Shelby County District Court Judge Dan Reeves sentenced 33-year-old Stephanie Robasciotti Mills on April 3 after she pleaded guilty to two counts of fraudulent use of a credit or debit card, both Class C felonies. Through a plea agreement, four other counts of fraudulent use of a credit or debit card and one count of second-degree robbery against Mills were dropped.
Reeves originally sentenced Mills to two years in jail, but suspended the sentence to three years of supervised probation. While on probation, Mills also must submit to random drug and alcohol tests, and must successfully complete a substance abuse treatment program.
Mills also must pay $758 to the victim in the Jan. 6 robbery incident and avoid all contact with the victim.
Mountain Brook Police arrested Mills and 36-year-old Alabaster resident Christopher Joseph Stone on Jan. 10 after the Hoover Police Department issued information regarding a Jan. 6 robbery to area media and law enforcement agencies.

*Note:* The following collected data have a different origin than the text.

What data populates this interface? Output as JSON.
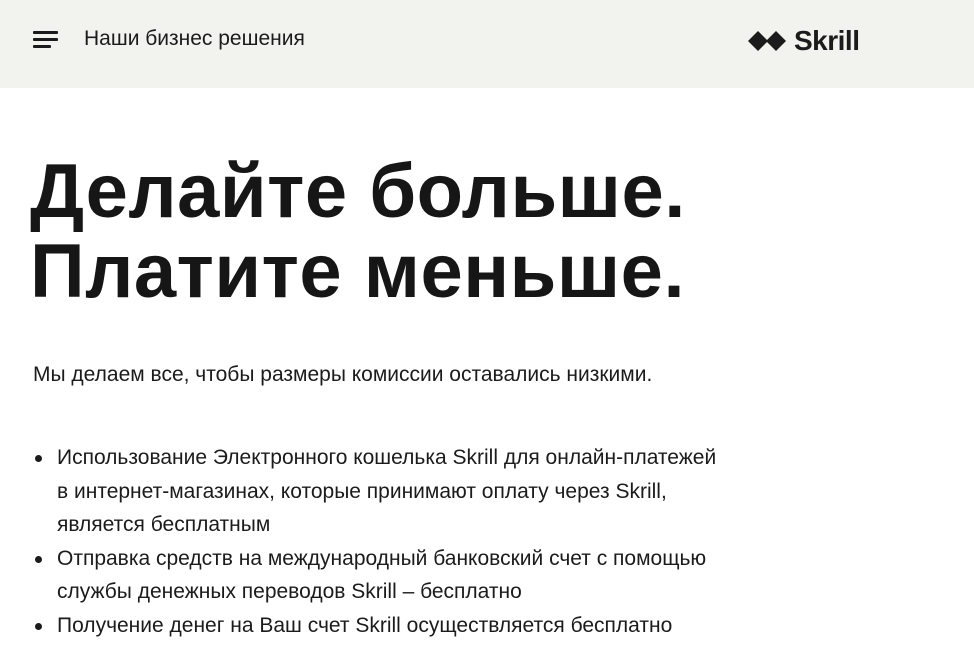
{
  "header": {
    "menu_icon": "hamburger-menu-icon",
    "title": "Наши бизнес решения",
    "logo_text": "Skrill",
    "logo_icon": "skrill-diamond-arrow-icon"
  },
  "hero": {
    "title_line1": "Делайте больше.",
    "title_line2": "Платите меньше.",
    "lead": "Мы делаем все, чтобы размеры комиссии оставались низкими."
  },
  "features": [
    {
      "text": "Использование Электронного кошелька Skrill для онлайн-платежей в интернет-магазинах, которые принимают оплату через Skrill, является бесплатным"
    },
    {
      "text": "Отправка средств на международный банковский счет с помощью службы денежных переводов Skrill – бесплатно"
    },
    {
      "text": "Получение денег на Ваш счет Skrill осуществляется бесплатно"
    }
  ],
  "colors": {
    "header_background": "#f2f2ee",
    "text": "#1b1b1b",
    "page_background": "#ffffff"
  }
}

Mills and Stone were charged in connection with a Jan. 6 robbery in the parking lot of the Publix supermarket on Doug Baker Boulevard off U.S. 280. One of the suspects allegedly “reached out of the passenger window of the vehicle and snatched the purse” from an elderly woman’s shoulder.
“The victim was thrown to the ground as the suspect and driver fled the scene in a small, silver vehicle,” read a Hoover Police press release.
Mills allegedly used one of the victim’s stolen credit cards to make a purchase at the Pelham CVS about 30 minutes after the robbery, according to Hoover Police. The other fraudulent use of a credit or debit card charge Mills pleaded guilty to came after she used a credit card stolen from another victim on Dec. 29, according to court records.
As of April 30, Stone was still being held in the Shelby County Jail on bonds totaling $90,000, and was facing charges of first-degree theft of property and second-degree robbery.
If convicted, Stone could face between two and 20 years in prison for each of his charges.